Regrettably in the current political environment where even civility in speech has become a casualty, the appointment of the next Army Chief has become a contested political issue. The BJP, it is understood, has questioned the propriety of the UPA government taking this decision and has approached the EC to restrain the government. The logic being advanced is that there will be a clear two months plus even after mid-May for the incumbent – General Bikram Singh – to retire and that this decision should be the prerogative of the next government, which the BJP presumes it will lead.

Earlier in end March, the EC had opined that specific to the defence forces, matters pertaining appointments, promotions, tenders and procurement do not come within the purview of the Model Code of Conduct in relation to the elections and hence the government was within its rights to proceed as deemed appropriate to ensure that the national security apparatus was in no way compromised or adversely impacted.

Given the attention the Army Chief’s appointment has received, Defence Minister Antony stated on 2 May that the government had sought the EC’s view on this issue as it wanted to “strictly follow all the procedures.” The EC in turn has indicated that they will review the matter – both the reference made by the UPA government and the BJP protest in the course of this week.

Coincidentally, mid-May is also the period when India would differently recall the Kargil war of 1999 and the manner in which national security and sovereignty were challenged. Despite the animus between the Congress and the BJP over the latter’s decision to conduct the nuclear tests of May 1998 – all political parties closed ranks over Kargil and India was able to wrest back the craggy mountain peaks stealthily occupied by the Pakistan Army – albeit at a heavy human cost.

Fifteen years later, one would submit for the consideration of the EC and the BJP leaders that national security remains as sacred and sensitive and that any decision taken ought to be based on the most objective professional considerations. As a country with nuclear weapons, it is imperative that the higher echelons of national security – both civilian and military – are appropriately staffed and here the hierarchy of the armed forces have a special status.

Over the last three years, civil-military relations in India have been muddied by the unsavory controversy generated over the date of birth issue associated with former Army Chief General VK Singh. At the time the most deplorable aspersions were cast about the integrity and rectitude of promotions to higher ranks in the Army and a certain sectarian bias was alleged. Regrettably the UPA government did not intervene in a firm and empathetic manner and the Supreme Court was invoked.

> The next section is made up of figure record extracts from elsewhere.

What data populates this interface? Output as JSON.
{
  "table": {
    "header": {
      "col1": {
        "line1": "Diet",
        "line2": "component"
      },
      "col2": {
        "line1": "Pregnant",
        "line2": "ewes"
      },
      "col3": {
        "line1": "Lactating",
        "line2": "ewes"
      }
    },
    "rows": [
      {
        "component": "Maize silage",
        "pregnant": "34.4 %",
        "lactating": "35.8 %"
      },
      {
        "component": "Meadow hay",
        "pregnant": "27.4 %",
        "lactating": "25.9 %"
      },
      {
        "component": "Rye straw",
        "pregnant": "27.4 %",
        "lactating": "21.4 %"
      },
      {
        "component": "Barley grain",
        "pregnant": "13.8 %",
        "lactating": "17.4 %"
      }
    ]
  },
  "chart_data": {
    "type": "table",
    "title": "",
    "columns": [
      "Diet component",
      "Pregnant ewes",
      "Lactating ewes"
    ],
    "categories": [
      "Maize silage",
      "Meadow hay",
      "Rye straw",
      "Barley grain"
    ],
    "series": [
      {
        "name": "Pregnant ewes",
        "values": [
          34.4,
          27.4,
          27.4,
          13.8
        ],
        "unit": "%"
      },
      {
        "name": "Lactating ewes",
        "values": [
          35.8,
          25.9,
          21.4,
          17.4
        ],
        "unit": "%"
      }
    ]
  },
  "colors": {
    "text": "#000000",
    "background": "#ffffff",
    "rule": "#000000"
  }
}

Bitter personal rivalries came to the fore and all of this had a corrosive effect on the cohesion of the Indian Army and by extension – the texture of both civil-military relations and institutional credibility. The last time that India went through such a bleak phase was in the run up to the 1962 war with China and the price paid was both heavy and ignominious.

In the current situation, the BJP would be well-advised to keep this issue quarantined – and away from media glare – and in the event there are serious and substantive differences of opinion, the same could be addressed through quiet, constructive consultation with the government. The perception in the public domain is that the entry of General VK Singh into the political arena as a high-visibility BJP member has queered the pitch. The rank and file of the Army is aware of the bitter charges and allegations that clouded the elevation of General Bikram Singh and are watching the current proceedings with some dismay.

Will the appointment of the next Army Chief proceed as per the professional norms and protocols that have been evolved in India or will certain subjective and partisan considerations come into play? The Election Commission has been unwittingly drawn in to this sensitive area which may be beyond its mandate – but its decision will have a long-term bearing on the equipoise that should characterise the political-military interface. Consequently all eyes, this week, will be on Chief Election Commissioner Sampath.